# The validation data for method b (LSTM)

In [6]:
import pandas as pd
import numpy as np
import nltk
from nltk.tokenize import word_tokenize
from nltk.corpus import stopwords
from nltk.stem.snowball import SnowballStemmer
from keras.models import Sequential
from keras.layers import Embedding, LSTM, Dense, Dropout
from keras.preprocessing.text import Tokenizer
from keras.preprocessing.sequence import pad_sequences

nltk.download('punkt')
nltk.download('stopwords')

# Function to preprocess text data
def clean_text(input_text):
    tokens = word_tokenize(input_text)
    lowercased_tokens = []
    for word in tokens:
        lowercased_tokens.append(word.lower())

    alphabetic_words = []
    for word in lowercased_tokens:
        if word.isalpha():
            alphabetic_words.append(word)

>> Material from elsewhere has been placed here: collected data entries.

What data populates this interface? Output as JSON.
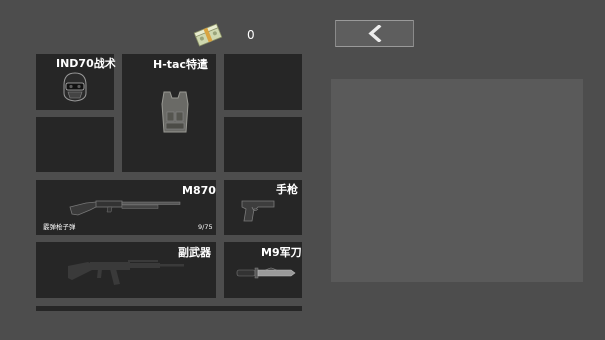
{
  "currency": {
    "amount": "0",
    "icon": "cash-stack-icon"
  },
  "back_button": {
    "icon": "chevron-left-icon"
  },
  "slots": {
    "helmet": {
      "label": "IND70战术",
      "icon": "tactical-helmet-icon"
    },
    "vest": {
      "label": "H-tac特遣",
      "icon": "tactical-vest-icon"
    },
    "primary": {
      "label": "M870",
      "icon": "shotgun-icon",
      "ammo_name": "霰弹枪子弹",
      "ammo_count": "9/75"
    },
    "pistol": {
      "label": "手枪",
      "icon": "pistol-icon"
    },
    "secondary": {
      "label": "副武器",
      "icon": "rifle-silhouette-icon"
    },
    "knife": {
      "label": "M9军刀",
      "icon": "combat-knife-icon"
    }
  },
  "colors": {
    "background": "#4d4d4d",
    "slot": "#262626",
    "panel": "#5a5a5a",
    "text": "#ffffff"
  }
}
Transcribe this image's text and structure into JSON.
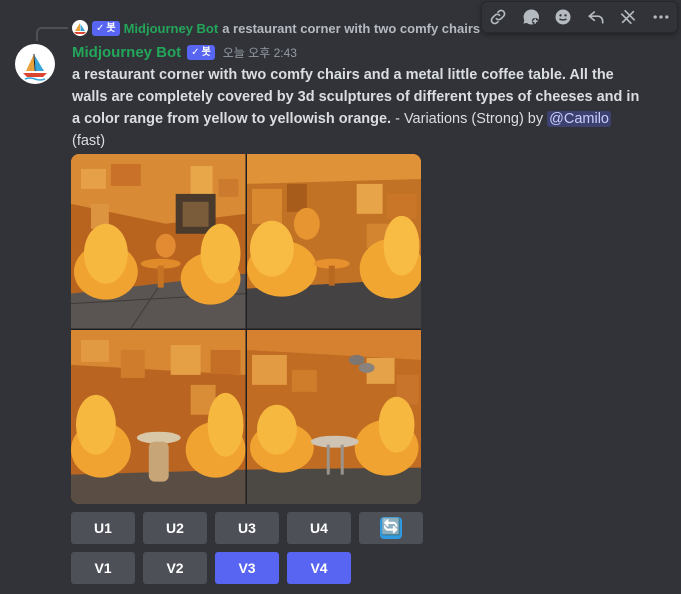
{
  "reply": {
    "bot_tag": "봇",
    "author": "Midjourney Bot",
    "text": "a restaurant corner with two comfy chairs and a metal little coffee table..."
  },
  "toolbar": {
    "icons": [
      "link-icon",
      "thread-icon",
      "emoji-icon",
      "reply-icon",
      "app-icon",
      "more-icon"
    ]
  },
  "message": {
    "author": "Midjourney Bot",
    "bot_tag": "봇",
    "timestamp": "오늘 오후 2:43",
    "prompt": "a restaurant corner with two comfy chairs and a metal little coffee table. All the walls are completely covered by 3d sculptures of different types of cheeses and in a color range from yellow to yellowish orange.",
    "suffix": " - Variations (Strong) by ",
    "mention": "@Camilo",
    "speed": " (fast)"
  },
  "buttons": {
    "row1": [
      "U1",
      "U2",
      "U3",
      "U4"
    ],
    "refresh_icon": "🔄",
    "row2": [
      {
        "label": "V1",
        "style": "secondary"
      },
      {
        "label": "V2",
        "style": "secondary"
      },
      {
        "label": "V3",
        "style": "primary"
      },
      {
        "label": "V4",
        "style": "primary"
      }
    ]
  },
  "colors": {
    "background": "#313338",
    "username": "#23a55a",
    "blurple": "#5865f2",
    "button_gray": "#4e5058"
  }
}
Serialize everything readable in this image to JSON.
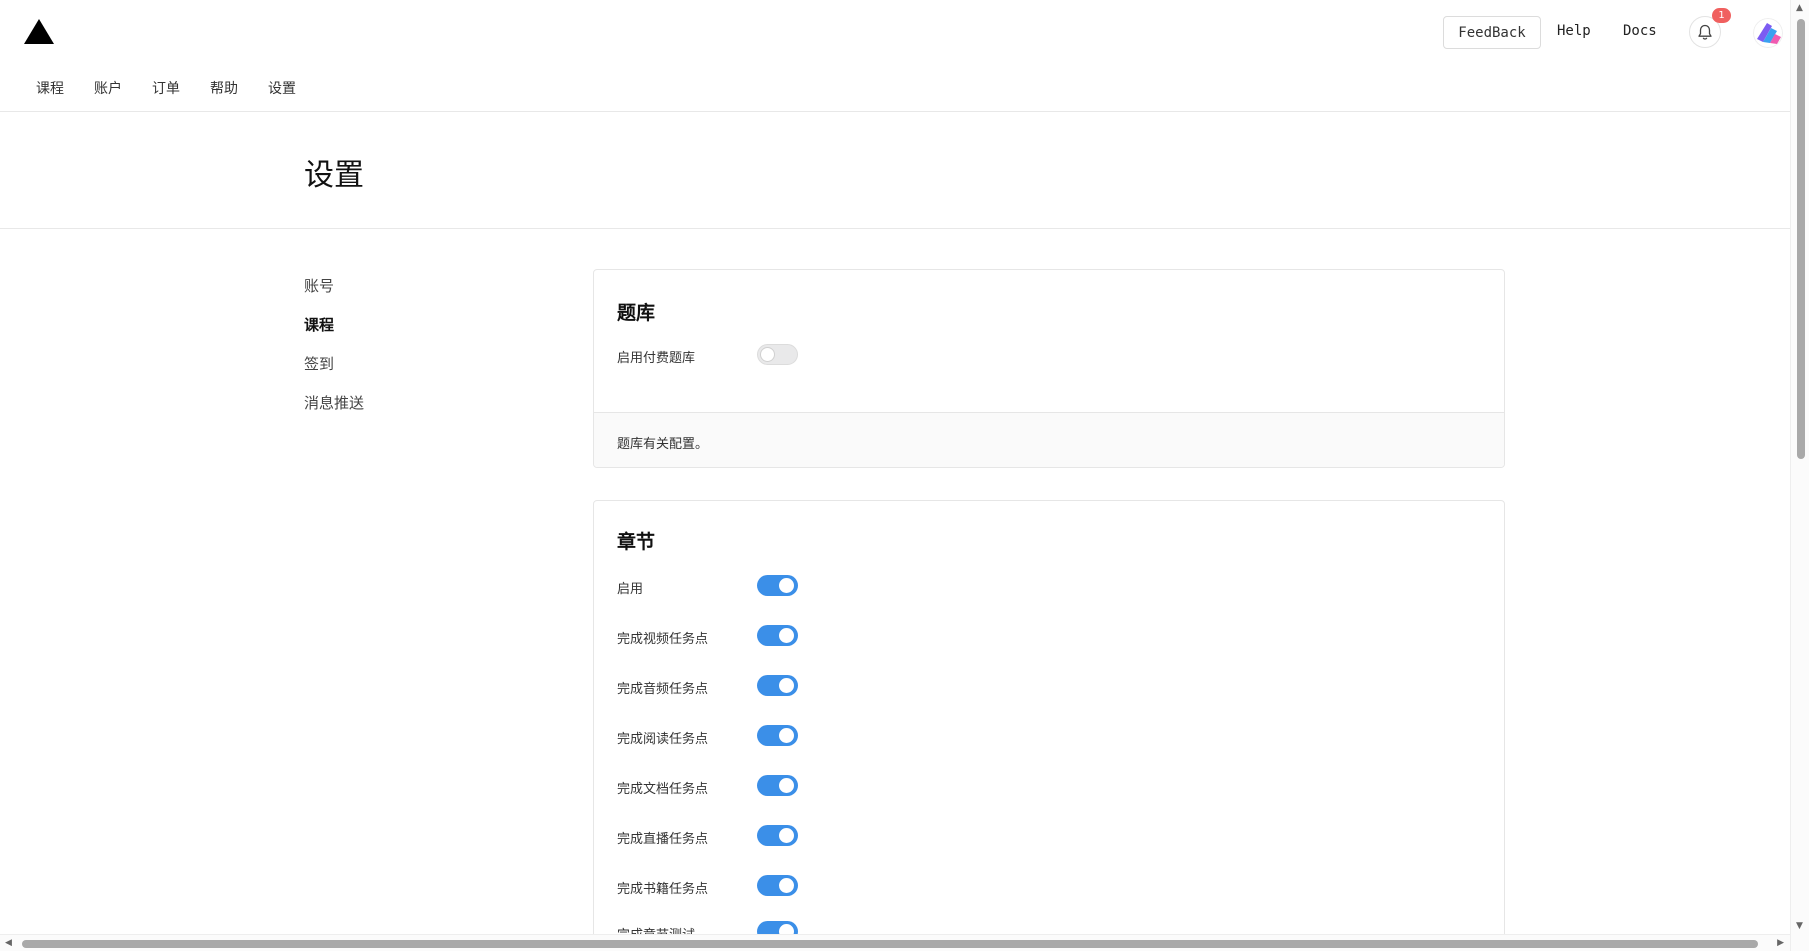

    common_words = set(stopwords.words('english'))
    meaningful_words = []
    for word in alphabetic_words:
        if word not in common_words:
            meaningful_words.append(word)

    stemmer = SnowballStemmer('english')
    stemmed_words = []
    for word in meaningful_words:
        stemmed_word = stemmer.stem(word)
        stemmed_words.append(stemmed_word)

    processed_text = ' '.join(stemmed_words)
    return processed_text


training_data = pd.read_csv('./data/Training-dataset.csv')
training_data['cleaned_plot'] = training_data['plot_synopsis'].apply(clean_text)
text_tokenizer = Tokenizer(num_words=10000)
text_tokenizer.fit_on_texts(training_data['cleaned_plot'])
train_sequences = text_tokenizer.texts_to_sequences(training_data['cleaned_plot'])
train_data_padded = pad_sequences(train_sequences, maxlen=200)
target_labels = training_data.iloc[:, 3:12].values

lstm_model = Sequential()
lstm_model.add(Embedding(10000, 128, input_length=200))
lstm_model.add(LSTM(64))
lstm_model.add(Dense(target_labels.shape[1], activation='sigmoid'))
lstm_model.compile(optimizer='adam', loss='binary_crossentropy', metrics=['accuracy'])
lstm_model.fit(train_data_padded, target_labels, epochs=5, batch_size=32)

# Process the dataset
dataset_path ='./data/Task-2-test-dataset1.csv'
#dataset_path = './data/Task-2-validation-dataset.csv'
data = pd.read_csv(dataset_path)
data['cleaned_plot'] = data['plot_synopsis'].apply(clean_text)
sequences = text_tokenizer.texts_to_sequences(data['cleaned_plot'])
data_padded = pad_sequences(sequences, maxlen=200)

predicted_probs = lstm_model.predict(data_padded)
predicted_labels = (predicted_probs > 0.29).astype(int) #best value for the threshold
prediction_df = pd.DataFrame(predicted_labels, columns=['comedy', 'cult', 'flashback', 'historical', 'murder', 'revenge', 'romantic', 'scifi', 'violence'])
prediction_df.insert(0, 'ID', data['ID'])
prediction_df.to_csv('10879201-Task2-method-b.csv', index=False, header=False)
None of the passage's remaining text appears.